Rappelant que cette notion de compétences est apparue dans le monde des organisations, de l’entreprise, il y a une trentaine d’années, sous la forme des « référentiels de compétences », et se sont progressivement diffusées dans le système éducatif. Quand Philippe Perrenoud y voit la marque d’un doute de l’Ecole sur sa capacité à préparer au monde économique, «développer les compétences» semble être devenu la nouvelle mission de l’école, comme en témoignent les dernières versions des programmes ou le socle commun.

Définitions multiples« Cette notion de compétence pose un grande nombre de questions, quant à sa définition, sa portée, ses conséquences pour mesurer ce que savent les élèves, mais aussi sur le fonctionnement quotidien de la classe et les pratiques concrètes d’enseignement ». Elle paraît parfois si difficile à cerner qu’elle fait figure de « caverne d’Ali-Baba conceptuelle », comme le disait Marcel Crahay en 2006 : « chacun met dans le concept des conceptions très différentes, qui ne permettent pas forcément d’en tirer des ressources opérationnelles pour l’action. A chacun, donc, de se faire sa propre définition de la compétence… »
Pour elle, on peut entendre l’idée de compétence comme une capacité de mobiliser le trio savoir (connaissances), savoir-faire (capacités méthodologiques) et savoir-être (attitude). « Dans ce cadre, nous appelons « compétences spécifiques » celles qui relèvent d’une discipline, et «compétences transversales» celles qui relèvent des savoirs-faire et des savoirs-être (certains pourraient dire des « qualités ». Le socle commun n’est pas très loin de cette définition lorsqu’il combine des connaissances, des aptitudes (nommées capacités) et des attitudes. »
Le Boterf, qui observe les compétences dans les organisations, préfère utiliser le terme de «savoir-agir reconnu ». Il ajoute donc une nouvelle dimension : une compétence est quelque chose de reconnu, validé par une personne extérieure, par exemple l’enseignant.

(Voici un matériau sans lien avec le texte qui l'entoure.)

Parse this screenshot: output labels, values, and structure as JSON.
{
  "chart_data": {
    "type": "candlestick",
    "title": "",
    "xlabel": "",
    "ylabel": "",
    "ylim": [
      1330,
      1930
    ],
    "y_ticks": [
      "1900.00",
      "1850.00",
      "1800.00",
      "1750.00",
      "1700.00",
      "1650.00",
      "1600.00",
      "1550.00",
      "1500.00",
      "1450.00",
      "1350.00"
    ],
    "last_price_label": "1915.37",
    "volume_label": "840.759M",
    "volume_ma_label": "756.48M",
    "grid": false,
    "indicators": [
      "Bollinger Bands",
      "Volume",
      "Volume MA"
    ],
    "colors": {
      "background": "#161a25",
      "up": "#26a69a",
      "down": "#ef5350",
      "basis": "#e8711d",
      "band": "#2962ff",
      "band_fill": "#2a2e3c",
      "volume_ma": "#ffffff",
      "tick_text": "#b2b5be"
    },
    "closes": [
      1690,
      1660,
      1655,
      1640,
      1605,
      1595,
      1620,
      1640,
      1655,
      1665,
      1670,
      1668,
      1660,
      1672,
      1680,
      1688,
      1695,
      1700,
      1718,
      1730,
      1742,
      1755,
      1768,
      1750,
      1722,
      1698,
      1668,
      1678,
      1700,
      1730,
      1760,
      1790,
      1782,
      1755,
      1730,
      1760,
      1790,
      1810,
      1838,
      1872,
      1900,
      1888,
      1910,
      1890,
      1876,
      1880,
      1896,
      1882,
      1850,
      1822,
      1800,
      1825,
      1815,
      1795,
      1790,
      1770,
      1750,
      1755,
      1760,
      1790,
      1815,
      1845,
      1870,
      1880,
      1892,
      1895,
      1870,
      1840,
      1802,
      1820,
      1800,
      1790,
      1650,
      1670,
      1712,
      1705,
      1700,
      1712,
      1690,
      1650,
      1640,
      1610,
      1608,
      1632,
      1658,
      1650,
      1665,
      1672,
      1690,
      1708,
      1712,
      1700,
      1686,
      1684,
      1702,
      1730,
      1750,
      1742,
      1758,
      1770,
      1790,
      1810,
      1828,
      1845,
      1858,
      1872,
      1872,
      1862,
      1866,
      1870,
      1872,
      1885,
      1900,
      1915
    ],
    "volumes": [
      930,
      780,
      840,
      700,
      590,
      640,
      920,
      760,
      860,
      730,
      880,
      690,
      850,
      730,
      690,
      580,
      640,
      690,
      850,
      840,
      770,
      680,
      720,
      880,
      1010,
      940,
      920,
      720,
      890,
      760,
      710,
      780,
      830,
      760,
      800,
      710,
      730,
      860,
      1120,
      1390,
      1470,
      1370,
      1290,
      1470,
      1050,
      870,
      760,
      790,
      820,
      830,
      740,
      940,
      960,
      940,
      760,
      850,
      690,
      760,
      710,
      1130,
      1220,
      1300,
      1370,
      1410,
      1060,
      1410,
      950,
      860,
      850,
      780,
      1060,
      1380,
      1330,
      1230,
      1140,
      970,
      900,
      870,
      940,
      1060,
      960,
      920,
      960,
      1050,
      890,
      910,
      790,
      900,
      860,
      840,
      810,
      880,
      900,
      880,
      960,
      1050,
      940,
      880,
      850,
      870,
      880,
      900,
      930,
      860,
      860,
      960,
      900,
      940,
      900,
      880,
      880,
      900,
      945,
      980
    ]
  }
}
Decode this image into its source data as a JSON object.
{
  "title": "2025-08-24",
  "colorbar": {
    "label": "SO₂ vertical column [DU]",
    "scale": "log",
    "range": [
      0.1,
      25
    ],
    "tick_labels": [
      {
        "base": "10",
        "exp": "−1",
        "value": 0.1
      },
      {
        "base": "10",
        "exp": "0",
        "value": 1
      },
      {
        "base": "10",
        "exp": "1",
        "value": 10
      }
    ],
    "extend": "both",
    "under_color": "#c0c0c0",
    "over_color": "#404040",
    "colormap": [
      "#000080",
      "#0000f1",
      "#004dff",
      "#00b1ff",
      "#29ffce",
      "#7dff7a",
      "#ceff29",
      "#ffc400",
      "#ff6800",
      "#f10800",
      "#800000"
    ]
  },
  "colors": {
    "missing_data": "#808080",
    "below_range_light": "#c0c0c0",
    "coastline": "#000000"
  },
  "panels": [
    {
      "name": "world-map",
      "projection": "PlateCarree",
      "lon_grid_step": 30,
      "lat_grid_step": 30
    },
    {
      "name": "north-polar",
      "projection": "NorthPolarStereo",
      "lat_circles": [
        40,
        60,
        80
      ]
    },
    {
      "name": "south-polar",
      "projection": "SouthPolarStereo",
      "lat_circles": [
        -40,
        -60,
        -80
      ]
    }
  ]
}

Mais quelles que soient les définitions, S. Morlaix pense qu’in peut insister sur l’idée qu’une compétence « mobilise » plusieurs types de ressources internes au sujet (connaissances antérieures, capacités cognitives, vitesse de traitement de l’information, mémoire de travail…) et externes (aller à la recherche d’informations, consulter des données…), dans une situation donnée, particulière : non seulement reproduire ce qu’on sait, mais élaborer en s’adaptant à une situation nouvelle. « En ce sens, c’est sans doute un enjeu essentiel pour réfléchir à ce que doit apprendre l’Ecole ».

Regarder les relations pour découvrir les compétences a posteriori ?Jusqu’ici, les évaluations locales, réalisées par chaque enseignant dans sa classe, comme les évaluations nationales, évaluent plutôt des connaissances que des compétences, soit pour classer les élèves, soit pour organiser des remédiations. Les évaluations internationales, comme PISA, tentent d’évaluer des compétences « utiles dans la vie de tous les jours », et ont été parfois critiquées pour cela.

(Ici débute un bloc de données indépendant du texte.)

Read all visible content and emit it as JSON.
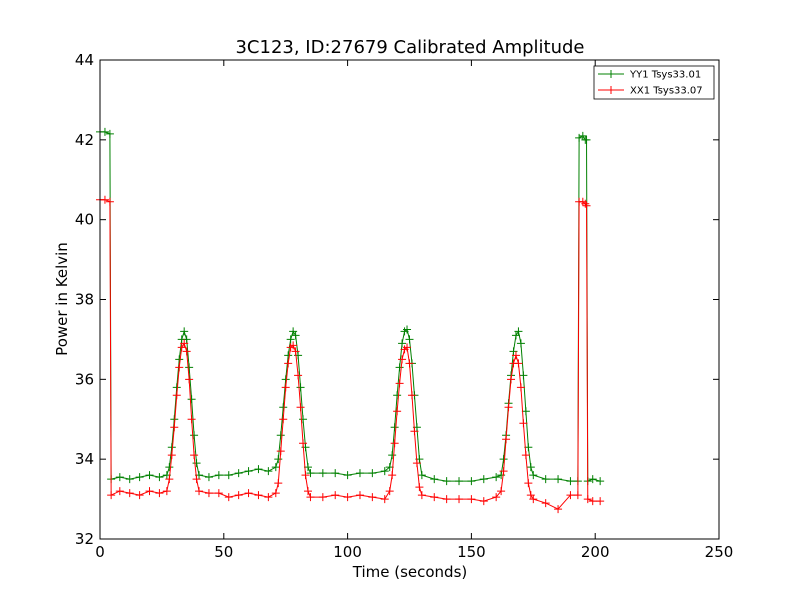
{
  "chart_data": {
    "type": "line",
    "title": "3C123, ID:27679 Calibrated Amplitude",
    "xlabel": "Time (seconds)",
    "ylabel": "Power in Kelvin",
    "xlim": [
      0,
      250
    ],
    "ylim": [
      32,
      44
    ],
    "xticks": [
      0,
      50,
      100,
      150,
      200,
      250
    ],
    "yticks": [
      32,
      34,
      36,
      38,
      40,
      42,
      44
    ],
    "grid": false,
    "legend_position": "top-right",
    "series": [
      {
        "name": "YY1 Tsys33.01",
        "color": "#008000",
        "marker": "+",
        "points": [
          [
            0,
            42.2
          ],
          [
            2,
            42.2
          ],
          [
            4,
            42.15
          ],
          [
            4.5,
            33.5
          ],
          [
            8,
            33.55
          ],
          [
            12,
            33.5
          ],
          [
            16,
            33.55
          ],
          [
            20,
            33.6
          ],
          [
            24,
            33.55
          ],
          [
            27,
            33.6
          ],
          [
            28,
            33.8
          ],
          [
            29,
            34.3
          ],
          [
            30,
            35.0
          ],
          [
            31,
            35.8
          ],
          [
            32,
            36.5
          ],
          [
            33,
            37.0
          ],
          [
            34,
            37.2
          ],
          [
            35,
            37.0
          ],
          [
            36,
            36.3
          ],
          [
            37,
            35.5
          ],
          [
            38,
            34.6
          ],
          [
            39,
            33.9
          ],
          [
            40,
            33.6
          ],
          [
            44,
            33.55
          ],
          [
            48,
            33.6
          ],
          [
            52,
            33.6
          ],
          [
            56,
            33.65
          ],
          [
            60,
            33.7
          ],
          [
            64,
            33.75
          ],
          [
            68,
            33.7
          ],
          [
            71,
            33.8
          ],
          [
            72,
            34.0
          ],
          [
            73,
            34.6
          ],
          [
            74,
            35.3
          ],
          [
            75,
            36.0
          ],
          [
            76,
            36.6
          ],
          [
            77,
            37.0
          ],
          [
            78,
            37.2
          ],
          [
            79,
            37.1
          ],
          [
            80,
            36.6
          ],
          [
            81,
            35.8
          ],
          [
            82,
            35.0
          ],
          [
            83,
            34.3
          ],
          [
            84,
            33.8
          ],
          [
            85,
            33.65
          ],
          [
            90,
            33.65
          ],
          [
            95,
            33.65
          ],
          [
            100,
            33.6
          ],
          [
            105,
            33.65
          ],
          [
            110,
            33.65
          ],
          [
            115,
            33.7
          ],
          [
            117,
            33.8
          ],
          [
            118,
            34.1
          ],
          [
            119,
            34.8
          ],
          [
            120,
            35.6
          ],
          [
            121,
            36.3
          ],
          [
            122,
            36.9
          ],
          [
            123,
            37.2
          ],
          [
            124,
            37.25
          ],
          [
            125,
            37.0
          ],
          [
            126,
            36.4
          ],
          [
            127,
            35.6
          ],
          [
            128,
            34.8
          ],
          [
            129,
            34.0
          ],
          [
            130,
            33.6
          ],
          [
            135,
            33.5
          ],
          [
            140,
            33.45
          ],
          [
            145,
            33.45
          ],
          [
            150,
            33.45
          ],
          [
            155,
            33.5
          ],
          [
            160,
            33.55
          ],
          [
            162,
            33.6
          ],
          [
            163,
            34.0
          ],
          [
            164,
            34.6
          ],
          [
            165,
            35.4
          ],
          [
            166,
            36.1
          ],
          [
            167,
            36.7
          ],
          [
            168,
            37.1
          ],
          [
            169,
            37.2
          ],
          [
            170,
            36.9
          ],
          [
            171,
            36.1
          ],
          [
            172,
            35.2
          ],
          [
            173,
            34.3
          ],
          [
            174,
            33.8
          ],
          [
            175,
            33.6
          ],
          [
            180,
            33.5
          ],
          [
            185,
            33.5
          ],
          [
            190,
            33.45
          ],
          [
            193,
            33.45
          ],
          [
            193.5,
            42.05
          ],
          [
            195,
            42.1
          ],
          [
            196,
            42.0
          ],
          [
            196.5,
            42.0
          ],
          [
            197,
            33.45
          ],
          [
            199,
            33.5
          ],
          [
            202,
            33.45
          ]
        ]
      },
      {
        "name": "XX1 Tsys33.07",
        "color": "#ff0000",
        "marker": "+",
        "points": [
          [
            0,
            40.5
          ],
          [
            2,
            40.5
          ],
          [
            4,
            40.45
          ],
          [
            4.5,
            33.1
          ],
          [
            8,
            33.2
          ],
          [
            12,
            33.15
          ],
          [
            16,
            33.1
          ],
          [
            20,
            33.2
          ],
          [
            24,
            33.15
          ],
          [
            27,
            33.2
          ],
          [
            28,
            33.5
          ],
          [
            29,
            34.1
          ],
          [
            30,
            34.8
          ],
          [
            31,
            35.6
          ],
          [
            32,
            36.3
          ],
          [
            33,
            36.8
          ],
          [
            34,
            36.9
          ],
          [
            35,
            36.7
          ],
          [
            36,
            36.0
          ],
          [
            37,
            35.0
          ],
          [
            38,
            34.1
          ],
          [
            39,
            33.5
          ],
          [
            40,
            33.2
          ],
          [
            44,
            33.15
          ],
          [
            48,
            33.15
          ],
          [
            52,
            33.05
          ],
          [
            56,
            33.1
          ],
          [
            60,
            33.15
          ],
          [
            64,
            33.1
          ],
          [
            68,
            33.05
          ],
          [
            71,
            33.15
          ],
          [
            72,
            33.4
          ],
          [
            73,
            34.2
          ],
          [
            74,
            35.0
          ],
          [
            75,
            35.8
          ],
          [
            76,
            36.4
          ],
          [
            77,
            36.8
          ],
          [
            78,
            36.85
          ],
          [
            79,
            36.7
          ],
          [
            80,
            36.1
          ],
          [
            81,
            35.3
          ],
          [
            82,
            34.4
          ],
          [
            83,
            33.6
          ],
          [
            84,
            33.2
          ],
          [
            85,
            33.05
          ],
          [
            90,
            33.05
          ],
          [
            95,
            33.1
          ],
          [
            100,
            33.05
          ],
          [
            105,
            33.1
          ],
          [
            110,
            33.05
          ],
          [
            115,
            33.0
          ],
          [
            117,
            33.2
          ],
          [
            118,
            33.6
          ],
          [
            119,
            34.4
          ],
          [
            120,
            35.2
          ],
          [
            121,
            35.9
          ],
          [
            122,
            36.5
          ],
          [
            123,
            36.75
          ],
          [
            124,
            36.8
          ],
          [
            125,
            36.4
          ],
          [
            126,
            35.6
          ],
          [
            127,
            34.7
          ],
          [
            128,
            33.9
          ],
          [
            129,
            33.3
          ],
          [
            130,
            33.1
          ],
          [
            135,
            33.05
          ],
          [
            140,
            33.0
          ],
          [
            145,
            33.0
          ],
          [
            150,
            33.0
          ],
          [
            155,
            32.95
          ],
          [
            160,
            33.05
          ],
          [
            162,
            33.2
          ],
          [
            163,
            33.7
          ],
          [
            164,
            34.5
          ],
          [
            165,
            35.3
          ],
          [
            166,
            36.0
          ],
          [
            167,
            36.4
          ],
          [
            168,
            36.6
          ],
          [
            169,
            36.4
          ],
          [
            170,
            35.8
          ],
          [
            171,
            34.9
          ],
          [
            172,
            34.1
          ],
          [
            173,
            33.4
          ],
          [
            174,
            33.1
          ],
          [
            175,
            33.0
          ],
          [
            180,
            32.9
          ],
          [
            185,
            32.75
          ],
          [
            190,
            33.1
          ],
          [
            193,
            33.1
          ],
          [
            193.5,
            40.45
          ],
          [
            195,
            40.45
          ],
          [
            196,
            40.4
          ],
          [
            196.5,
            40.35
          ],
          [
            197,
            33.0
          ],
          [
            199,
            32.95
          ],
          [
            202,
            32.95
          ]
        ]
      }
    ]
  }
}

C’est pourquoi l’IREDU a cherché à comprendre ce qu’on pouvait faire des outils d’évaluation à notre disposition. « Comprenant que la « compétence » est difficilement mesurable, on a cherché à collecter, mesurer différents indicateurs qui aient quelque chose de statistiquement commun, qu’on pourrait appeler a postériori (et non a priori) compétence ». A partir des évaluations nationales CP, CE2, 6e, son équipe a décortiqué les batteries d’items, en s’apercevant que certaines «compétences» (au sens employé par le ministère) étaient évalués par douze items (extraire l’information d’un texte) quand d’autres étaient mesurées par un seul (reproduire une figure sur un quadrillage). « Cela pose forcément la question du seuil de réussite : avec un seul item, on est forcément sur 0 ou 1… Nous avons aussi constaté que certains items qui étaient censés mesurer la même compétence avaient un pourcentage de réussite absolument pas corrélé entre eux, ce qui interroge sur le manière dont ces évaluations sont construites ».

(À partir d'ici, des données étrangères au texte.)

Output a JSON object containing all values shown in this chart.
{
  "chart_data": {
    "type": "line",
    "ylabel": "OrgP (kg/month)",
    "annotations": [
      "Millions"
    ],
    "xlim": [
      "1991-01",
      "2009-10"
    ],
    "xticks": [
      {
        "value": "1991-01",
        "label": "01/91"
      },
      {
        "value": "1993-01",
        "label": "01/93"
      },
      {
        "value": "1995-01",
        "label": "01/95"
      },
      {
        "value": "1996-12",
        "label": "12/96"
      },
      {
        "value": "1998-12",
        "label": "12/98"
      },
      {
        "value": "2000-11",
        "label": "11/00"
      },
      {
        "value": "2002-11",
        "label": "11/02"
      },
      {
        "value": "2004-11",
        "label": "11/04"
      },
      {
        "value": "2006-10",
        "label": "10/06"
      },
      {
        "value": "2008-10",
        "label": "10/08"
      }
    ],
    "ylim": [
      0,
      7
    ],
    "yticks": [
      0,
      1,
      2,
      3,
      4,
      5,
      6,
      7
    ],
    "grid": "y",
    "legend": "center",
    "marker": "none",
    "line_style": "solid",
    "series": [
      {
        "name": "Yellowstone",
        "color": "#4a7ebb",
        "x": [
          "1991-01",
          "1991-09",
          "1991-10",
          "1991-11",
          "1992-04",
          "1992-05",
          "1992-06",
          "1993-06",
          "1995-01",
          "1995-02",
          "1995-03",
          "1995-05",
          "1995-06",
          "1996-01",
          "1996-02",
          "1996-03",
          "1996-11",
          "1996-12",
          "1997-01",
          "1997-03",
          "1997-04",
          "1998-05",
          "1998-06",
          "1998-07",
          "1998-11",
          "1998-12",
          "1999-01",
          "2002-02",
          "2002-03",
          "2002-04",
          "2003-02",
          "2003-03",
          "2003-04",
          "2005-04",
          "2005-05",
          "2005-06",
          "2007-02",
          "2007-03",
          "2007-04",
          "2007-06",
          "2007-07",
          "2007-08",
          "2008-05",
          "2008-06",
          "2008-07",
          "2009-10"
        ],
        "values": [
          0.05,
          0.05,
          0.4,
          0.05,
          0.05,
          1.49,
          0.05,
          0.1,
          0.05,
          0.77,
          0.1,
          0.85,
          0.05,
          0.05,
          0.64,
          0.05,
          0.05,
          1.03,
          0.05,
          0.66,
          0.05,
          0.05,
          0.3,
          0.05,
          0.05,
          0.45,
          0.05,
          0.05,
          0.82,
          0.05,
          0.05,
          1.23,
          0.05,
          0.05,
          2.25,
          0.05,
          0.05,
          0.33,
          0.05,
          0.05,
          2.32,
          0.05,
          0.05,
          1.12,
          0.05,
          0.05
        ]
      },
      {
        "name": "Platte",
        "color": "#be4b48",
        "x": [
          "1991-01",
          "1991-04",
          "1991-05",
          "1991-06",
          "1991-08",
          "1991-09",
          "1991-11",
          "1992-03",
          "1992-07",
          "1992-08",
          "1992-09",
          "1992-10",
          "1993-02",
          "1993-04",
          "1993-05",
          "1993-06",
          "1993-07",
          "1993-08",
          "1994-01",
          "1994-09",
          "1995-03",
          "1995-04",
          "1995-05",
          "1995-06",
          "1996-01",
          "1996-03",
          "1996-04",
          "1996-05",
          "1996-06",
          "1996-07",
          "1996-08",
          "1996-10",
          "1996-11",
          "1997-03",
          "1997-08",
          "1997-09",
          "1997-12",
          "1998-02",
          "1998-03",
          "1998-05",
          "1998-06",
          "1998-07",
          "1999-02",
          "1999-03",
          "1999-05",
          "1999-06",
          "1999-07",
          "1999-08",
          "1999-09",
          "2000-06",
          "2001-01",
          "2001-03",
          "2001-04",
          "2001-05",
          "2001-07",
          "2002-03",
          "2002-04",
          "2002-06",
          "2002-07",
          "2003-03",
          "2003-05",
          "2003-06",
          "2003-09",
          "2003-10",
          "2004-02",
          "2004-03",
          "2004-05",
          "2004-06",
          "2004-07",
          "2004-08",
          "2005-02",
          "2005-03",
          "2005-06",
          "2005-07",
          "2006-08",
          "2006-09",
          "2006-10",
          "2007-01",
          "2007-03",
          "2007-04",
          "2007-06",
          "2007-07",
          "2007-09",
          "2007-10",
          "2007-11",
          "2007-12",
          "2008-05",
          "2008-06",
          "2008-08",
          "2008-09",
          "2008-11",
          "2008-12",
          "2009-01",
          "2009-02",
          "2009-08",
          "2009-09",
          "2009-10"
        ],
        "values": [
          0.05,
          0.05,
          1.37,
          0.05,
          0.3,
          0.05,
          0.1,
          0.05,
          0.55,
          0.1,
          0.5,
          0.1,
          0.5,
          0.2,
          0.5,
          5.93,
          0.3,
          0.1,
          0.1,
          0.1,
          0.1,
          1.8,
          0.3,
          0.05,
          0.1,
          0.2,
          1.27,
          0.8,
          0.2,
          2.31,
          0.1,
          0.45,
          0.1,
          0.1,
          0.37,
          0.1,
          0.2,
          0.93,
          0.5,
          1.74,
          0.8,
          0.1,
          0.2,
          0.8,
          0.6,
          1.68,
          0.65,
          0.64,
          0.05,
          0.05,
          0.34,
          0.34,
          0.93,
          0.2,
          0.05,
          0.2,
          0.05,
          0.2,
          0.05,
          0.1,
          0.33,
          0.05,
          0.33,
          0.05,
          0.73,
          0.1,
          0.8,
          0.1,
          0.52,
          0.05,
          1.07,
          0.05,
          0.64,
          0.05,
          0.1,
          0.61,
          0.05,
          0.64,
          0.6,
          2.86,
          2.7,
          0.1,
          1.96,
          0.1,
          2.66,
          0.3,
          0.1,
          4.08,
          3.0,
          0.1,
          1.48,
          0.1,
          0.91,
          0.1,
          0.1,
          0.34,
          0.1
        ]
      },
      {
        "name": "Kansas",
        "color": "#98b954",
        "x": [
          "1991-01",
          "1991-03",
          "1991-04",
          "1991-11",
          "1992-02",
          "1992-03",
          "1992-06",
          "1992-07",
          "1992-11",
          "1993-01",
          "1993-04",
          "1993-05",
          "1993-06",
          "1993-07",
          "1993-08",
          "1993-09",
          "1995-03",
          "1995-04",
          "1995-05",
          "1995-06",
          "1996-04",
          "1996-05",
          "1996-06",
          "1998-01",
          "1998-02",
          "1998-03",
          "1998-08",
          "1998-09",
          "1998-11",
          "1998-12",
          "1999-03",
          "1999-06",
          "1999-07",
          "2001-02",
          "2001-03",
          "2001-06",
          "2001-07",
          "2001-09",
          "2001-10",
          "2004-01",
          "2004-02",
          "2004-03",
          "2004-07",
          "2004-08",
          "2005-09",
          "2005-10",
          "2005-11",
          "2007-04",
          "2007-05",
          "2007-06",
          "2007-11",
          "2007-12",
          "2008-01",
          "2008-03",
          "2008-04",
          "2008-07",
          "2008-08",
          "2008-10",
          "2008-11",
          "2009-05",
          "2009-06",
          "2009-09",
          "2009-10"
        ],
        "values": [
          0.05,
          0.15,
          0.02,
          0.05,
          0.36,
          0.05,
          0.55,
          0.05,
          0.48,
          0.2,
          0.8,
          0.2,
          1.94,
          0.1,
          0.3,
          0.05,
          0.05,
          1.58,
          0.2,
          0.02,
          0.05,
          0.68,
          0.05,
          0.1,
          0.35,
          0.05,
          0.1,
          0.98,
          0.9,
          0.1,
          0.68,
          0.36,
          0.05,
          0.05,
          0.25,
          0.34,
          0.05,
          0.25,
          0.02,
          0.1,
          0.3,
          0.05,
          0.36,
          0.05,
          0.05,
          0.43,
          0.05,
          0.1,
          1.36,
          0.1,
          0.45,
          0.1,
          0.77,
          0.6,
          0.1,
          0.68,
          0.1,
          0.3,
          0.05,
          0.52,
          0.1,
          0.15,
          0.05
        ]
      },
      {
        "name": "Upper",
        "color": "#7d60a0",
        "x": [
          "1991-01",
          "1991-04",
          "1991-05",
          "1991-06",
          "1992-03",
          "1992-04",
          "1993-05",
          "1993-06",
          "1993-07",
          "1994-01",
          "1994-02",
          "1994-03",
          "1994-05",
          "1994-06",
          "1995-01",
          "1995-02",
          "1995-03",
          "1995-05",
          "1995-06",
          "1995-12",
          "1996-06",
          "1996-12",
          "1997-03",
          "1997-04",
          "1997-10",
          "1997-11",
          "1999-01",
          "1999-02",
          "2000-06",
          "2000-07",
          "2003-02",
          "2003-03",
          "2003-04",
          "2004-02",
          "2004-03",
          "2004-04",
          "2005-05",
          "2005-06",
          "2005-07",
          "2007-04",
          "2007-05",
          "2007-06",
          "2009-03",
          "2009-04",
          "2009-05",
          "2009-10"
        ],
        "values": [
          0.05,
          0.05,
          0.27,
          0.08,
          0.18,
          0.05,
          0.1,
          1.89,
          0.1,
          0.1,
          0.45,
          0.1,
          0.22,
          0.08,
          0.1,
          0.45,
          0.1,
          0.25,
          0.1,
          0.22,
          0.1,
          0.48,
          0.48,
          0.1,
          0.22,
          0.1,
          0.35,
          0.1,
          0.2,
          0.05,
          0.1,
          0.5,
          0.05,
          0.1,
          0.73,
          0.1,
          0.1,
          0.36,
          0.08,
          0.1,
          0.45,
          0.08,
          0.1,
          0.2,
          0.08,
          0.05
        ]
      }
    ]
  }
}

Son équipe a donc eu la démarche inverse, en postulant qu’une compétence était définie par les liaisons qu’avaient entre eux les résultats à tel ou tel item, indépendamment de ce qu’il était censé évaluer… Décoder a postériori plurôt qu’a priori
« Nous avons fait ce travail de l’entrée au CP à la fin de la 5e. Nous avons mis à jour des « blocs d’items » qui avaient des liens entre eux, et identifié 63 compétences (qu’on pourrait appeler « variables ») à l’entrée au CE2. Nous les avons regoupées pour fabriquer des « blocs ». Au CE2, trois se distinguent : le calcul mental, les compétences attentionnelles et l’orthographe. A partir de cela, nous avons cherché à aller plus loin, dans une double perspective transversale (à un moment T) et longitudinale (en suivant l’évolution des élèves au cours du temps).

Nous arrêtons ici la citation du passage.